Sicilia, è la sagra dei fondi: 85 milioni di marchette

Il Bilancio secondo Schifani – Dal pesce azzurro a Santa Flavia, la lista-monstre di contributi pubblici: gli assessori fanno a gara per elargire mance, ora arriva il “bonus” per i deputati

23 Novembre 2024

Tonno, sardine, alici, in una parola: pesce azzurro. Tanto amato in Sicilia da farci non una ma più sagre, non in uno ma in più luoghi, finanziati non da uno ma da più assessorati.

Se la sagra del pesce azzurro di Marzamemi, nel Siracusano, è infatti finanziata dall’assessorato al Turismo con 5 mila euro, quella di Santa Flavia, alle porte di Palermo, riceve 10 mila dall’assessorato all’Agricoltura, mentre quella di Sant’Agata di Militello, nel Messinese, ne riceve sempre 10 mila ma dall’assessorato alle Attività produttive.

Un piccolo esempio che però mette bene a fuoco i criteri di assegnazione dei contributi in Sicilia. Almeno 85 milioni di euro per non lasciare scontento nessuno.

Ci sono le sagre tanto amate, e tanto numerose spalmate tra i finanziamenti dei vari assessorati. Tra queste spicca la sagra del miele di Sortino, comune in provincia di Siracusa tanto caro a Carlo Auteri, deputato regionale di FdI, partito dal quale si è dimesso dopo le polemiche per i finanziamenti ad associazioni culturali a lui riconducibili, tra cui Progetto Teatrando, con sede a Sortino, nel Siracusano, nell’abitazione di sua madre. Ed è proprio Sortino a ottenere dall’assessorato al Turismo 97 mila euro per l’estate, per la festa della Patrona e per la sagra del miele. “Solo la punta dell’iceberg”, per i più esperti di politica siciliana, quello di Auteri è solo una goccia in un mare magnum di mance e mancette che tutti in qualche modo, tra giunta e Assemblea regionale, riescono a far ricadere nel proprio bacino elettorale. Per questo nelle scorse settimane la sezione di Palermo della Corte dei Conti ha aperto un’inchiesta sul finanziamento a enti e associazioni culturali, mentre due procure, quella di Siracusa e di Palermo, hanno sul tavolo una serie di esposti ricevuti da chi da quei finanziamenti è invece rimasto fuori.

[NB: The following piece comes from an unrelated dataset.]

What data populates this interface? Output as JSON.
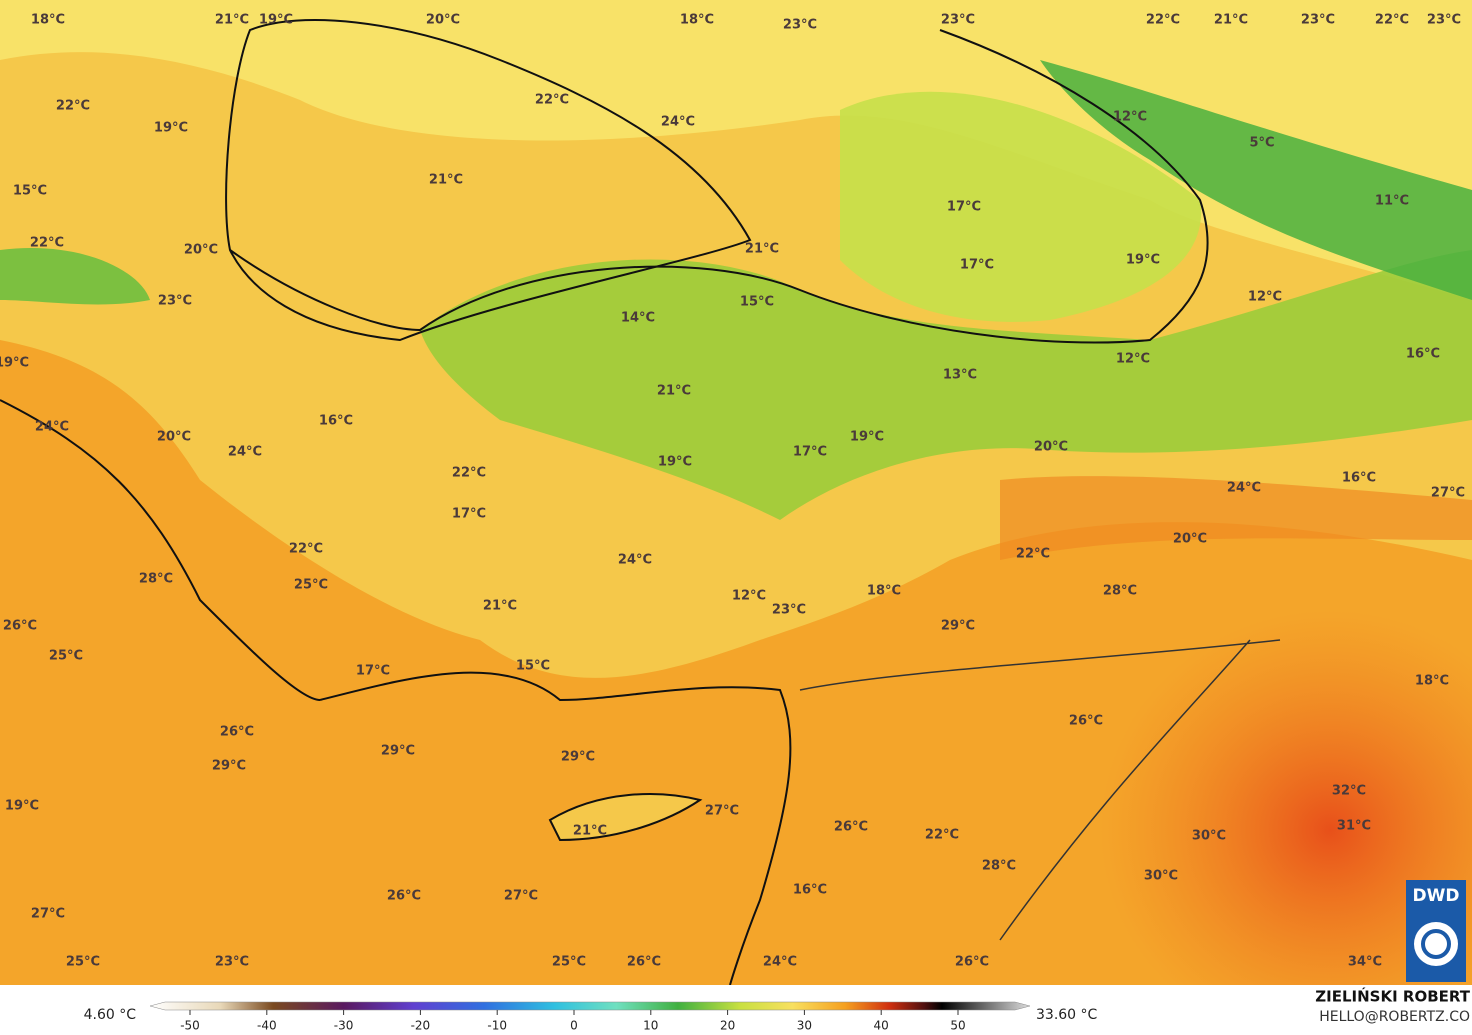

E nell’occhio del ciclone c’è di sicuro l’assessorato al Turismo, gestito da due legislature da FdI (che conta anche gli assessorati al Turismo delle città in cui amministra): da Manlio Messina prima, poi brevissimamente da Francesco Scarpinato, che dopo lo scandalo di Cannes – quando fece scalpore il finanziamento di 4 milioni di euro dato senza bando a una società del Lussemburgo – ha ceduto il posto a Elvira Amata. Un assessorato, quello dei meloniani, che nel rendiconto della Regione del 2023, appena approvato dall’Ars, figura avere speso per contributi più di 11 milioni di euro. Ma orientarsi tra i vari capitoli di spesa, fondi destinati e bilanci a cui fanno riferimento gli assessorati è tutt’altro che semplice.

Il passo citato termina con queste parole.